Checking on Noise Pollution in India

Noise pollution can be defined as the propagation of noise with harmful impact on the activity of human health and environmental quality. According to the WHO, exposure of more than 8 hours to sound levels beyond 85 decibels (dB) may be hazardous.

Noise pollution can result in various health hazards like hypertension, healing loss, sleep disturbances, cardiovascular dysfunctions and dementia.

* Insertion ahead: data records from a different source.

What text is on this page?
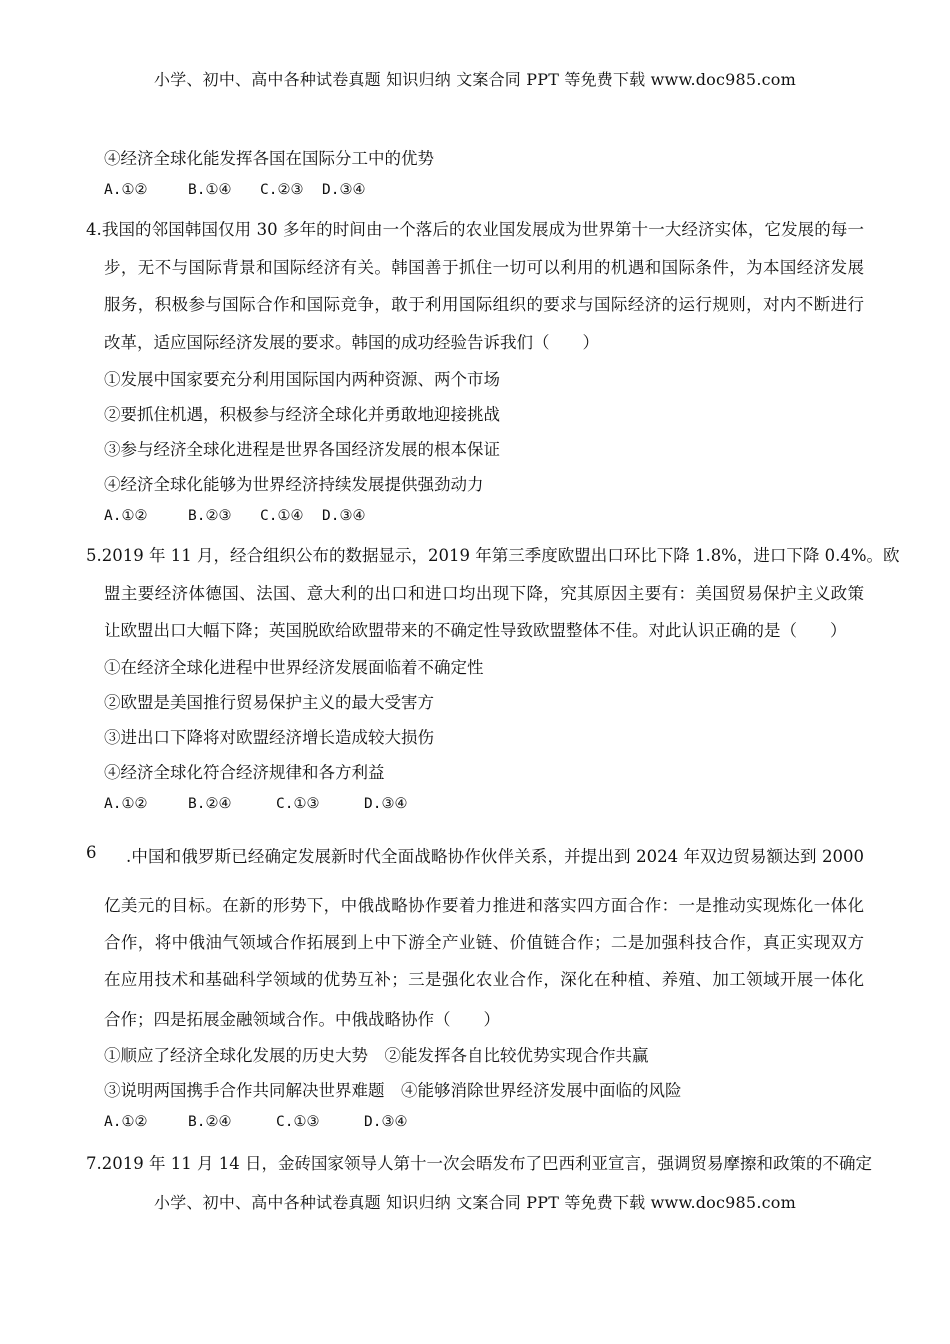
小学、初中、高中各种试卷真题 知识归纳 文案合同 PPT 等免费下载 www.doc985.com
④经济全球化能发挥各国在国际分工中的优势
A.①②	B.①④ C.②③ D.③④
4.我国的邻国韩国仅用 30 多年的时间由一个落后的农业国发展成为世界第十一大经济实体，它发展的每一
步，无不与国际背景和国际经济有关。韩国善于抓住一切可以利用的机遇和国际条件，为本国经济发展
服务，积极参与国际合作和国际竞争，敢于利用国际组织的要求与国际经济的运行规则，对内不断进行
改革，适应国际经济发展的要求。韩国的成功经验告诉我们（　　）
①发展中国家要充分利用国际国内两种资源、两个市场
②要抓住机遇，积极参与经济全球化并勇敢地迎接挑战
③参与经济全球化进程是世界各国经济发展的根本保证
④经济全球化能够为世界经济持续发展提供强劲动力
A.①②	B.②③ C.①④ D.③④
5.2019 年 11 月，经合组织公布的数据显示，2019 年第三季度欧盟出口环比下降 1.8%，进口下降 0.4%。欧
盟主要经济体德国、法国、意大利的出口和进口均出现下降，究其原因主要有：美国贸易保护主义政策
让欧盟出口大幅下降；英国脱欧给欧盟带来的不确定性导致欧盟整体不佳。对此认识正确的是（　　）
①在经济全球化进程中世界经济发展面临着不确定性
②欧盟是美国推行贸易保护主义的最大受害方
③进出口下降将对欧盟经济增长造成较大损伤
④经济全球化符合经济规律和各方利益
A.①②	B.②④	C.①③	D.③④
6 .中国和俄罗斯已经确定发展新时代全面战略协作伙伴关系，并提出到 2024 年双边贸易额达到 2000
亿美元的目标。在新的形势下，中俄战略协作要着力推进和落实四方面合作：一是推动实现炼化一体化
合作，将中俄油气领域合作拓展到上中下游全产业链、价值链合作；二是加强科技合作，真正实现双方
在应用技术和基础科学领域的优势互补；三是强化农业合作，深化在种植、养殖、加工领域开展一体化
合作；四是拓展金融领域合作。中俄战略协作（　　）
①顺应了经济全球化发展的历史大势　②能发挥各自比较优势实现合作共赢
③说明两国携手合作共同解决世界难题　④能够消除世界经济发展中面临的风险
A.①②	B.②④	C.①③	D.③④
7.2019 年 11 月 14 日，金砖国家领导人第十一次会晤发布了巴西利亚宣言，强调贸易摩擦和政策的不确定
小学、初中、高中各种试卷真题 知识归纳 文案合同 PPT 等免费下载 www.doc985.com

Checking on Noise Pollution in India

Section 2 (a) of the Air (Prevention and Control of Pollution) Act, 1981 includes noise in the definition of pollutants.
Noise pollution control rules have been framed in the amended Environment protection act, 1996. It specifies the standards for different places.
National Green Tribunal (NGT) in March 2019, directed the Central Pollution control board (CPCB) to prepare a noise pollution map and a remedial action plan. It had also asked upon the police department in all states to procure sound monitoring devices and assist pollution control authorities to mitigate noise pollution. However, these standards have remained on paper and states need to ensure their effective implementation.
Recently, Delhi has asked all DMs and the police to ensure that Noise Pollution (Regulation and Control) Rules, 2000 are followed in spirit. The government looks to install sound limiter devices at private functions to monitor decibel levels if the the audio exceeds a pre-set level of volume, which would lead to cut off the power supply. Religious processions or marriages wouldn’t be able to play loud music in residential areas. The government looks to enforce a Rs. 10000 fine along with seizure of loudspeaker. Looking at the increased incidences of health problems, states need to follow Delhi’s footsteps.

Next steps

The strategies to tackle noise pollution should be situation specific and cover measures ranging from creating awareness to punitive action.
Religious bodies need to be sensitised about the ill effects of loud sound to instil a change.
Awareness campaign for youth, who face the greatest risk of irreversible hearing damage should be targeted specifically.
Unlike air and water pollution, noise pollution remains largely unaddressed, thus pollution control bodies need to treat it on par with other kinds of pollution.

Question for UPSC Mains:
India has rules to track noise levels , but these are observed more in flouting than implementation. Comment.